EuroCACS 2016: Computers learn how to detect fraud, waste and error

Using artificial intelligence, we are rapidly approaching the day when computers will be able to sift through terabytes of data to detect fraudulent financial transactions.

Hans van Nes speaking at EuroCACS 2016
Hans van Nes speaking at EuroCACS 2016

It won't be long before computers – using some of the latest developments in artificial intelligence or machine learning – will be able to sift through mountains of invoice and procurement data to identify potentially fraudulent transactions.

That's according to research by Consider Solutions, presented at EuroCACS 2016 in Dublin by COO Hans van Nes. The research points toward the development of systems that will revolutionise financial auditing and fraud control by training computers that can “learn” to recognise anomalous invoicing and procurement patterns.

Van Nes said that existing fraud detection software relied on the development of complex pattern matching rules to identify suspect transactions. The problem with this approach, he said, is it relied on human intelligence to create the rules which can be imperfect and time consuming. This type of software would only find something if there was an exact match or it might work on the basis of “fuzzy” matching but it would still be limited.

For these systems to work, the data that's fed into them has to be carefully structured so the rules can be applied. In addition, as new rules are developed to deal with new frauds, the smart fraudsters simply change their game.

“Wouldn't it be perfect to just have a blob of data and a machine with learning capability to go over the data and find anomalies?” said van Nes. “That's the topic of our research.”

Invoice fraud can be difficult to detect but the more data you can examine, the more correlations that can be made to find the anomalous transaction – and there can be hundreds of data points to look at. For instance, an invoice might look legitimate unless you happen to know that the payee's bank account number matches the bank account of one of your employees.

According to van Nes, AI can combine numerous views of different data sources to find discrepancies, producing results which yield far fewer false positives than other methods.

One of the challenges with AI systems is the presentation of the data. As he says, “Too much love will kill you – if you present too much information then no one will do anything with any of it because it is overwhelming.”

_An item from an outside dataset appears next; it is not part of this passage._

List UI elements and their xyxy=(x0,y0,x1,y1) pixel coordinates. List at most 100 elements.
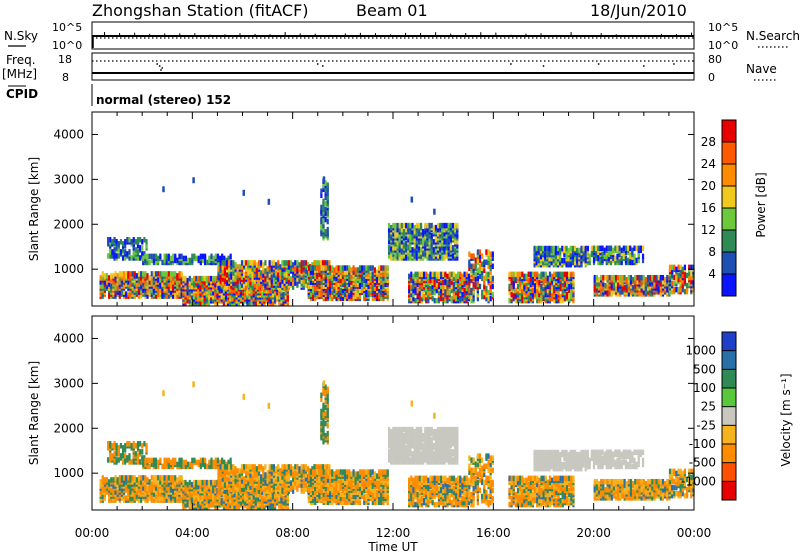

Artificially intelligent computer software will do much to revolutionise the way intelligence is generated from vast quantities of data, he said.

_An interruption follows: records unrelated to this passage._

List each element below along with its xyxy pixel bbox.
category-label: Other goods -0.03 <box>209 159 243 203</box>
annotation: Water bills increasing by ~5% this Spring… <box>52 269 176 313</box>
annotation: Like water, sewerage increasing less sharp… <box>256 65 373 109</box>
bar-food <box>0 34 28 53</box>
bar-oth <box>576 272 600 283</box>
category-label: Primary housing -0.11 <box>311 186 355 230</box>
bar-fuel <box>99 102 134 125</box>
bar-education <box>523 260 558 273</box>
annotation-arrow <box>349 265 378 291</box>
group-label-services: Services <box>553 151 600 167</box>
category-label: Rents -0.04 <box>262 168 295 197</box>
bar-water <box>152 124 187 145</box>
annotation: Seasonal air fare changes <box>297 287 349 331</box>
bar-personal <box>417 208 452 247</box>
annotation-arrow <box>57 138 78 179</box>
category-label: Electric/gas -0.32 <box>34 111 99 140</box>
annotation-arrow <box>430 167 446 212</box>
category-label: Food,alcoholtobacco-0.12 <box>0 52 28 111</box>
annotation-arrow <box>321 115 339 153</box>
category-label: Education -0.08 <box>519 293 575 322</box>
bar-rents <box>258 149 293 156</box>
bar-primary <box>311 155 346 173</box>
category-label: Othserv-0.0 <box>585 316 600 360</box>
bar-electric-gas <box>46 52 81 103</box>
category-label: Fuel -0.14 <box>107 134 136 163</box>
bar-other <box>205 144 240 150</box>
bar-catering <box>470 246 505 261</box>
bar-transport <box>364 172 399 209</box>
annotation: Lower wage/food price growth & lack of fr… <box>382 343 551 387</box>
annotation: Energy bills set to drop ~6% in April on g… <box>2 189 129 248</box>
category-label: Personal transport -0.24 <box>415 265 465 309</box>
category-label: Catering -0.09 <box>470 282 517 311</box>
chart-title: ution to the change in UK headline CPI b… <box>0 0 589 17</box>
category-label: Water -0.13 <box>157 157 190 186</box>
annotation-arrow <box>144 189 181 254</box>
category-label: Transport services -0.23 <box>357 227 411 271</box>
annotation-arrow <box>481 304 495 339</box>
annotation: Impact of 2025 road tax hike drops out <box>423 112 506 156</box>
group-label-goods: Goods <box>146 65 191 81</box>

“Much of governance, risk and compliance implementations nowadays simply produce reports every month, every quarter, every year and nothing is being done with it – it is just to satisfy the auditors,” he said.

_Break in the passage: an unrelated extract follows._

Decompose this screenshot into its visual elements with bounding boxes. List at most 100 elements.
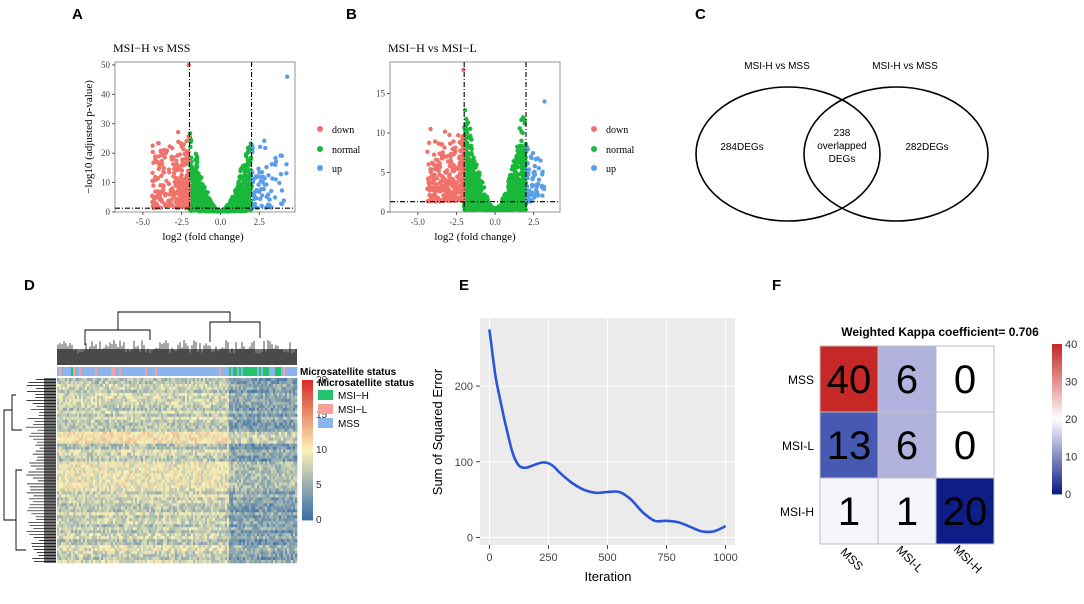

“We have the idea that you [should] do these things to improve the operation, the bottom line. So what you need to present is business relevant stuff, not volume,” he said.

During the Q&A after the presentation, some of the audience questioned how to make a business case for this technology to senior management when you don't have cases of fraudulent activity to use to demonstrate the need for it.

The answer, said van Nes, is in the data – run your corporate data through these systems and it will turn up anomalous activity which you can then investigate. It doesn't preclude the need for human intervention, it's merely another tool in the arsenal for identifying transactions, which might be caused by human error or as a result of an attempt to defraud the organisation but can be identified because they don't fit the norm.